Development of Quantum Theory

George Zweig, strange quark, charm quark, quark model, gluons

Scientists of the early 20th century believed that all matter was composed of three types of particles—protons, neutrons, and electrons—and that these particles could not be split into anything smaller. By the late 1950s, however, this simple model could no longer explain all the particles that physicists had discovered. Scientists needed a new model to make sense of their findings. In 1964 American physicists Murray Gell-Mann and George Zweig independently developed a theory of particle physics that proposed quarks as the building blocks of protons and neutrons. Gell-Mann borrowed the word quark from James Joyce’s novel Finnegans Wake (1939), which contains the phrase “three quarks for Muster Mark.” The two physicists needed only two types of quarks to describe the proton and neutron accurately: the up quark and the down quark. At about the same time, physicists also had discovered new elementary particles, including kaons, that they called strange. The explanation of these particles required a third type of quark, so physicists named it the strange quark.

Physicists continued to use the three-quark model through the 1960s. Experiments conducted at the Stanford Linear Accelerator in Stanford, California, during the early 1970s supported the model. In these experiments, high-energy electrons collided with a target of protons. These experiments were analogous to experiments performed by British physicist Ernest Rutherford during the early 1900s. Rutherford had determined the inner structure of atoms by observing how particles scattered off atoms. In the 1970s scientists looked at how electrons scattered off protons to learn about the internal structure of the proton. These experiments conclusively supported the existence of quarks and gluons inside protons.

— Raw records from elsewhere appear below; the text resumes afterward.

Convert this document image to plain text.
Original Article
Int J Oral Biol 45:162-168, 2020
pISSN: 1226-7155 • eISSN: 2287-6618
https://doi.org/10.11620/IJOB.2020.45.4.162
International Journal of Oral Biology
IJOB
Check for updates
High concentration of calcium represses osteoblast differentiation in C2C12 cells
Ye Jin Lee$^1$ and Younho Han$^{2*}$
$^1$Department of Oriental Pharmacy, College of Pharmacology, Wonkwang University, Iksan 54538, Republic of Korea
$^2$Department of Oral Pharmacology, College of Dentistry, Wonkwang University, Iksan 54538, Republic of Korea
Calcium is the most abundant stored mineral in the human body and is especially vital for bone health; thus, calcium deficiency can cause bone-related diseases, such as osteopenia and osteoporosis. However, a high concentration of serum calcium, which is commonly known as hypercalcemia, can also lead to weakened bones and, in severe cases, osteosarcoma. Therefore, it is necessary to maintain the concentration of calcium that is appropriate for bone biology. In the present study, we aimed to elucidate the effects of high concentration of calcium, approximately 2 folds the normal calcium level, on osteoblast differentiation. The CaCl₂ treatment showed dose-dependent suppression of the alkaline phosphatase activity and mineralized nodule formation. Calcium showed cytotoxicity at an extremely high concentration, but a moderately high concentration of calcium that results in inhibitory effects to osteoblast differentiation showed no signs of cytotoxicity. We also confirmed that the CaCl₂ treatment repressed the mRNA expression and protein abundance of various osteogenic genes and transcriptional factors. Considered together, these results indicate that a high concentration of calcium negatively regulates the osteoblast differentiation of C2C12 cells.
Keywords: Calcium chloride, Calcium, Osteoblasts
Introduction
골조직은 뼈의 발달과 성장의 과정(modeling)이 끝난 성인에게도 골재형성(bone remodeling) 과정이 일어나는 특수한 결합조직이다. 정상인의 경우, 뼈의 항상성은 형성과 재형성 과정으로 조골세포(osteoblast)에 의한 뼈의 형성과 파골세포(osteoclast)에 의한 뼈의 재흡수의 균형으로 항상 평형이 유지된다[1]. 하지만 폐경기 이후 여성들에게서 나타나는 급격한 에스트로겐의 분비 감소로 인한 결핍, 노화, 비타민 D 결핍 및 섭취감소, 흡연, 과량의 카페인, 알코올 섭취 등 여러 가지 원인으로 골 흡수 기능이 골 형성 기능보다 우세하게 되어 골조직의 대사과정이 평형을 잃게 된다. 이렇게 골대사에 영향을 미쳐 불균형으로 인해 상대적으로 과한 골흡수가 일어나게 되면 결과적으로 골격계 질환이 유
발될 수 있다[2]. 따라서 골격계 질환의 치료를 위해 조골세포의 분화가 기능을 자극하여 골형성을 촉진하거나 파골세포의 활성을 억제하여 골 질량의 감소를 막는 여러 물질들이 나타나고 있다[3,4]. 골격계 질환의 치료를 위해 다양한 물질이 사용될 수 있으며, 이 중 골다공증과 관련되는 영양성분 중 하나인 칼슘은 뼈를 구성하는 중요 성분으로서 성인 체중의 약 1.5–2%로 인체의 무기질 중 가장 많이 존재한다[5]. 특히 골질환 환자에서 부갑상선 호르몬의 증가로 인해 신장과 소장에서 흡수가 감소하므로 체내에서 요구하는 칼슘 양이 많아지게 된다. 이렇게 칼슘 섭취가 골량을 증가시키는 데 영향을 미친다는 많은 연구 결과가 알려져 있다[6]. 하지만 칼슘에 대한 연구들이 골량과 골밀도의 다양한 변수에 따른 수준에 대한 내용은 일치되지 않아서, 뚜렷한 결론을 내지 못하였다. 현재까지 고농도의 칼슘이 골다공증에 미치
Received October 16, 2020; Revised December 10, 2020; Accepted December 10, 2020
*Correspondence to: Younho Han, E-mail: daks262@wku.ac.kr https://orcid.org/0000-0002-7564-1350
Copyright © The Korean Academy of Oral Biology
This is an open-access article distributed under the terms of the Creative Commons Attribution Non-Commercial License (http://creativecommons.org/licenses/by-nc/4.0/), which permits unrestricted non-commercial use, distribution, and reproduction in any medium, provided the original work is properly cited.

Even though physicists didn’t need more than three quarks to describe existing particles, American physicist Sheldon Glashow, Greek physicist John Iliopoulis, and Italian physicist Luciano Maiani developed a theory in 1970 that predicted the existence of a fourth quark, called the charm quark. A particle containing the charm quark, the second-generation partner of the strange quark, was discovered at the Stanford Linear Accelerator and at the Brookhaven National Laboratory in Brookhaven, New York, in 1974. The discovery in 1975 of a third-generation lepton, another building block of matter, led scientists to predict the existence of a third generation of quarks. The bottom quark was discovered in 1977 and, after a long search by physicists from all over the world, the top quark was found in 1995. The long-awaited discovery of the top quark filled a hole in the standard model, a theory that physicists had developed to explain particles and their interactions. The standard model predicted that three generations of quarks should exist, each one containing two different quarks.

Current theory and data suggest that the six quarks scientists have discovered are all that exist and that quarks are fundamental—that is, they cannot be split into anything smaller. Physicists continue to conduct experiments, however, to discover whether new data will dispute their findings and to learn more about the properties of quarks. Physicists do not know how long single quarks exist (since they are always found in other particles), or whether quarks could combine in any other ways. Scientists suspect that particles containing one lepton and one quark, called leptoquarks, may exist, but they have yet to find any. Nor have experiments yet indicated how quarks acquire their masses. The standard model predicts the existence of a particle, called the Higgs boson, that would give quarks their mass, but scientists have yet to detect a Higgs boson in any experiment. Answers to these questions will have to wait for future experiments and theories that go beyond the principles of the standard model.